Biofilms in the food processing industry can create persistent challenges, especially when their origin is difficult to identify. Even when the source of the biofilm is known, standard sanitation practices are often not sufficient for removing it. In these cases, deep cleaning and disinfection is required for effectively treating biofilms.
Although some biofilms can exist for long periods of time without creating an outbreak, one common challenge is the sloughing of bacteria that can then adhere to other surfaces or to the food being processed. Some biofilms are made of spoilage bacteria that can reduce shelf life, and others can cause foodborne illness and prompt expensive recalls. Examples of biofilms that adversely affect humans include Bacillus cereus, E. coli (including STEC strains), Listeria monocytogenes, Salmonella enterica, and Staphylococcus aureus.

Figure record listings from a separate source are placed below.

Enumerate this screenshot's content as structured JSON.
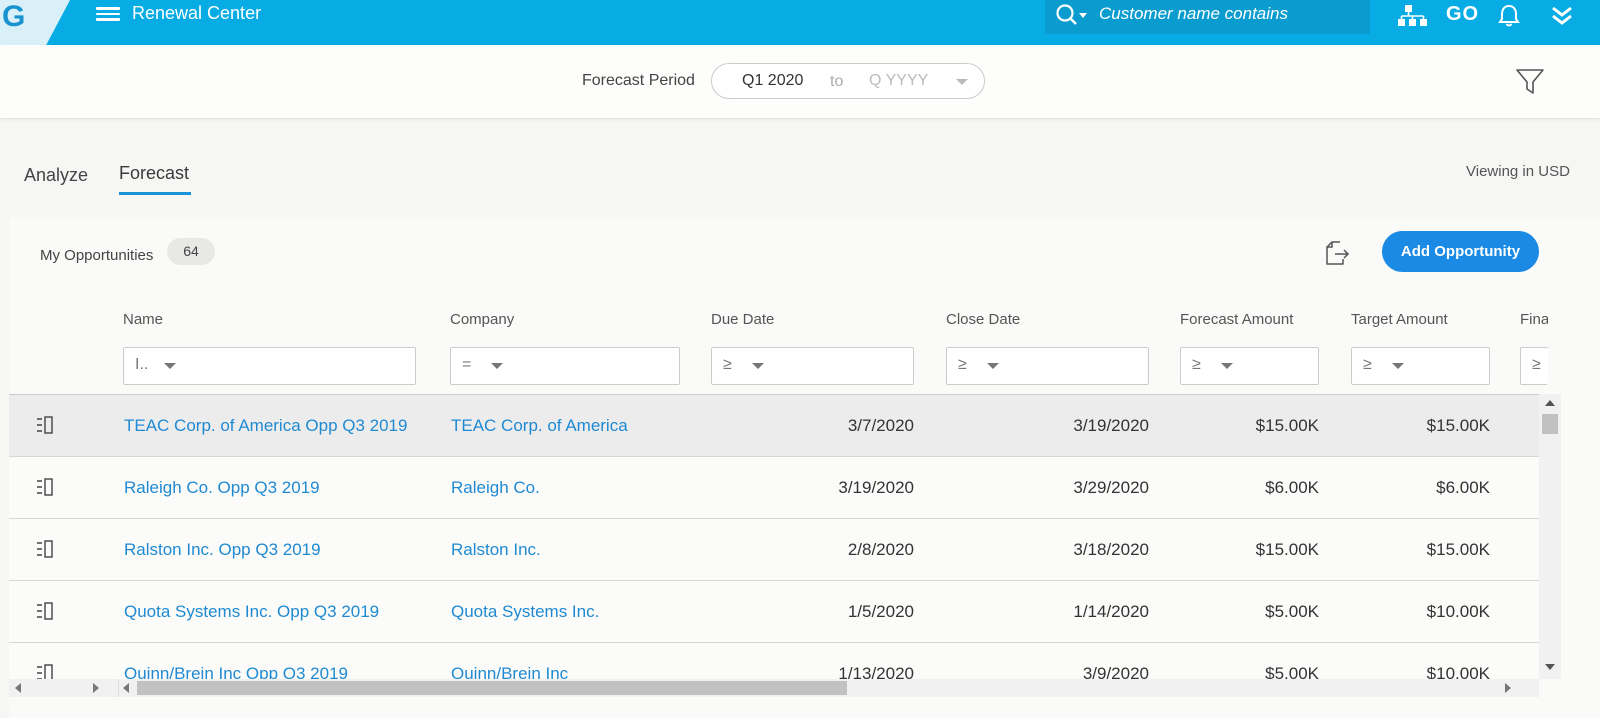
{
  "app": {
    "logo_letter": "G",
    "title": "Renewal Center",
    "go_label": "GO",
    "accent_color": "#06ace3"
  },
  "search": {
    "placeholder": "Customer name contains"
  },
  "forecast_period": {
    "label": "Forecast Period",
    "from": "Q1 2020",
    "separator": "to",
    "to_placeholder": "Q YYYY"
  },
  "tabs": [
    {
      "label": "Analyze",
      "active": false
    },
    {
      "label": "Forecast",
      "active": true
    }
  ],
  "viewing_currency": "Viewing in USD",
  "opportunities": {
    "label": "My Opportunities",
    "count": "64",
    "add_button": "Add Opportunity"
  },
  "columns": [
    {
      "label": "Name",
      "filter_op": "I.."
    },
    {
      "label": "Company",
      "filter_op": "="
    },
    {
      "label": "Due Date",
      "filter_op": "≥"
    },
    {
      "label": "Close Date",
      "filter_op": "≥"
    },
    {
      "label": "Forecast Amount",
      "filter_op": "≥"
    },
    {
      "label": "Target Amount",
      "filter_op": "≥"
    },
    {
      "label": "Final Ar",
      "filter_op": "≥"
    }
  ],
  "rows": [
    {
      "name": "TEAC Corp. of America Opp Q3 2019",
      "company": "TEAC Corp. of America",
      "due_date": "3/7/2020",
      "close_date": "3/19/2020",
      "forecast_amount": "$15.00K",
      "target_amount": "$15.00K"
    },
    {
      "name": "Raleigh Co. Opp Q3 2019",
      "company": "Raleigh Co.",
      "due_date": "3/19/2020",
      "close_date": "3/29/2020",
      "forecast_amount": "$6.00K",
      "target_amount": "$6.00K"
    },
    {
      "name": "Ralston Inc. Opp Q3 2019",
      "company": "Ralston Inc.",
      "due_date": "2/8/2020",
      "close_date": "3/18/2020",
      "forecast_amount": "$15.00K",
      "target_amount": "$15.00K"
    },
    {
      "name": "Quota Systems Inc. Opp Q3 2019",
      "company": "Quota Systems Inc.",
      "due_date": "1/5/2020",
      "close_date": "1/14/2020",
      "forecast_amount": "$5.00K",
      "target_amount": "$10.00K"
    },
    {
      "name": "Quinn/Brein Inc Opp Q3 2019",
      "company": "Quinn/Brein Inc",
      "due_date": "1/13/2020",
      "close_date": "3/9/2020",
      "forecast_amount": "$5.00K",
      "target_amount": "$10.00K"
    }
  ],
  "icons": {
    "menu": "hamburger-menu-icon",
    "search": "search-icon",
    "org_chart": "org-chart-icon",
    "notifications": "bell-icon",
    "expand": "double-chevron-down-icon",
    "filter": "funnel-icon",
    "export": "export-icon",
    "row_detail": "row-detail-icon"
  }
}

Biofilms can also cause damage to equipment through corrosion or reduced efficacy of measurement and detection devices. In some cases, the bacteria in biofilms can become more resistant to cleaning and sanitizing, making it even more important to prevent them from forming in the first place.
Biofilm removal often requires deep cleaning. Use these industry tips for preventing and removing biofilms in a food processing environment.
1. Disassemble equipment
Bacteria can gather on equipment in places that sanitizers might not be able to reach through surface application. To ensure that all surfaces, both exterior and interior, are treated, disassemble processing equipment, clean it to remove debris and residues, rinse it thoroughly, and apply an appropriate sanitizer.
2. Don’t ignore areas that are difficult to reach
It might not be convenient to scrub the corners where the walls meet the ceiling or to move equipment so you can access areas behind and between it, but these are exactly the areas where bacteria and biofilms will flourish if left untreated. Take the time during deep cleaning to treat all of those difficult-to-reach areas that might not be attended to during daily sanitation protocols.
3. Create sanitation protocols for drains
It’s easy to forget about what happens to water and other liquids after they go down the drain, but when it comes to sanitation in a food processing facility, this critical area cannot be neglected both during a deep clean and on a daily basis. A moist environment that sometimes has standing water is the perfect place for bacteria to thrive. When drains get backed up or when liquid sloshes in and out of a drain, the bacteria that are living there have an opportunity to find a new home, which could be a floor that has been recently sanitized. Avoid this potential for cross-contamination by including drains in your daily and deep cleaning practices.
4. Mechanical scrubbing may be necessary
Some sanitizers require mechanical scrubbing to effectively remove biofilms. When this is the case, make sure you have all of the necessary equipment to scrub in every area. This might require special brushes for scrubbing equipment parts or extenders for ceilings and high places. Remember that you might also have to move heavy equipment to access the spaces between machinery.
5. Use foaming products to save manpower
In order to reduce the manpower required for mechanical scrubbing, use a foaming sanitizer such as D7, which is effective against biofilms without mechanical action. A foaming sanitizer allows you to apply biofilm treatment on a broad range of surface types, including vertical and rounded areas. Eliminating the need for scrubbing allows you to sanitize more efficiently and more effectively because you can rely on the chemicals to do the work. Because it requires less manpower, a foaming application also enables daily sanitizing.
6. Use chemicals correctly
Various sanitizing chemicals must be applied in different concentrations and for different contact times. It’s critical that manufacturers’ recommendations be followed to ensure maximum efficacy and to avoid having to unnecessarily treat areas a second time. Some sanitizing protocols require using a combination of chemicals to reduce the risk of bacterial resistance. This can create confusion among sanitation crews if they are not using the same sanitizers every time. Provide regular training and clear documentation to help ensure that crews are using the chemicals correctly every time.
Using the right chemicals at the right concentrations and for the right amount of time is critical for deep cleaning success when trying to remove biofilms. One way to simplify the equation is by using a single chemical that removes biofilms with no mechanical scrubbing required. D7’s powerful foam allows you to do this, even in the most challenging environments or hard to reach areas.